Hayatımda geçirdiğim daha uzun geceler de olmuştu. Dönüp baktığımda sebep hep aynı. Gözümdeki ışığın, neşenin kaybının sebebi her neyse bunun da öyle. İnsan böyle böyle mi doğruya sürüklenir bilmiyorum. Beni doğruya götürecekse sonsuza kadar sürüklenmeyeceğim demektir. Bi yerde bu bitecektir ve o yerde umarım derin bir oh çekebilirim. Sanırım bunun bittiği o doğru yerde yalnız olacağım.
Olmuyorsa olmuyordur, konuşamadığın biriyle ömür geçirmeye niyetlenmek de ne. İnsan bazen ateşe bile bile yürüyor. Yanacağını bile bile… Kuş olup uçmak istiyor kalbim, hiç bilmediğim bir diyara. Bütün yüklerini bi kenara koyup sadece uçmak.

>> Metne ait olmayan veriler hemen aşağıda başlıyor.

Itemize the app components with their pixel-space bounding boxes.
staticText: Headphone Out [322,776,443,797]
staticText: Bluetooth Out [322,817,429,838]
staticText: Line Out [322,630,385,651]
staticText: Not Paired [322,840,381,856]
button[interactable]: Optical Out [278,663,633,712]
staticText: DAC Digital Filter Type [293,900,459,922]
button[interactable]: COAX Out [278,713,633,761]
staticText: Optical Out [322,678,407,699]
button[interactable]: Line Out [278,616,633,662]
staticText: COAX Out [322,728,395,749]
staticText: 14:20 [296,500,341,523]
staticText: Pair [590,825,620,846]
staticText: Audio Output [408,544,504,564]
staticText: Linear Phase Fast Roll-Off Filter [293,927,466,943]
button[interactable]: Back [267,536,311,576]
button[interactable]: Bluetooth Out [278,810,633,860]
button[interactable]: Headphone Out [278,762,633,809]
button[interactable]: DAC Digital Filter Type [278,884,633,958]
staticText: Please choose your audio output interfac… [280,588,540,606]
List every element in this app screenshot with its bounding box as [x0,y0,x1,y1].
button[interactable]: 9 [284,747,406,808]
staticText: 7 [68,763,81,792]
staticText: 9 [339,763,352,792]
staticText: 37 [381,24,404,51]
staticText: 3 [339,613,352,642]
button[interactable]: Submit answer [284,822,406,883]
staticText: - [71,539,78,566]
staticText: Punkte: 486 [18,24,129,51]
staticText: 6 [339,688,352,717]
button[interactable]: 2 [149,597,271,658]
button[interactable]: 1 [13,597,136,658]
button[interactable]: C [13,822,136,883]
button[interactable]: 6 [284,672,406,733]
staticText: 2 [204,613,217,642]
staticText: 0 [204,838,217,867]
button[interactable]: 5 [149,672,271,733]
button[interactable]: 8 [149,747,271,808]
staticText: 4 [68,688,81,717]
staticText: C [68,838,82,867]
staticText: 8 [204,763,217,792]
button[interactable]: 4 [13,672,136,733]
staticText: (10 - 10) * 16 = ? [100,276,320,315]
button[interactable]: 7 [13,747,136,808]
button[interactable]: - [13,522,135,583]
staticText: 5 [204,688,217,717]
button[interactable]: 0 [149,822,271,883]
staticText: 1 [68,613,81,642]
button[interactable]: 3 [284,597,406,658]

“Kırk kere söyledim bir daha söylerim
Savaşta ve barışta, karada ve denizde
Düşkünlükte ve esenlikte
Zamanımız apayrı bize göre
Yan yana olduk mu el ele
Aç kalsak ağlamayız biliyorum.”
(30:20)
Verdiğin her kederin yüreğimde yeri var
Hangi kitabı açtıysam seni okudum yıllardır
Hangi aynaya baktıysam seni gördüm
Gel desen gelemem
Git desen gidemem
Öl desen kanım akmaz
Anladım artık seni sevmek yüce bir şey
Anladım seni sevmek Tanrı'ya yaklaşmak gibi
Kafamın içinde bir savaş var, kim kazanırsa kazansın ben kaybedecekmişim gibi hissediyorum. Bir insan kaybetmeye nasıl bu kadar meyilli olabilir onu da bilmiyorum.Duygular nasıl bu kadar sıradanmış gibi gelebilir, nasıl böyle yüzyıldır yaşıyormuş gibi hissedebilirim aklım almıyor. Ben bu belirsizliklerden ne zaman kurtulacağım?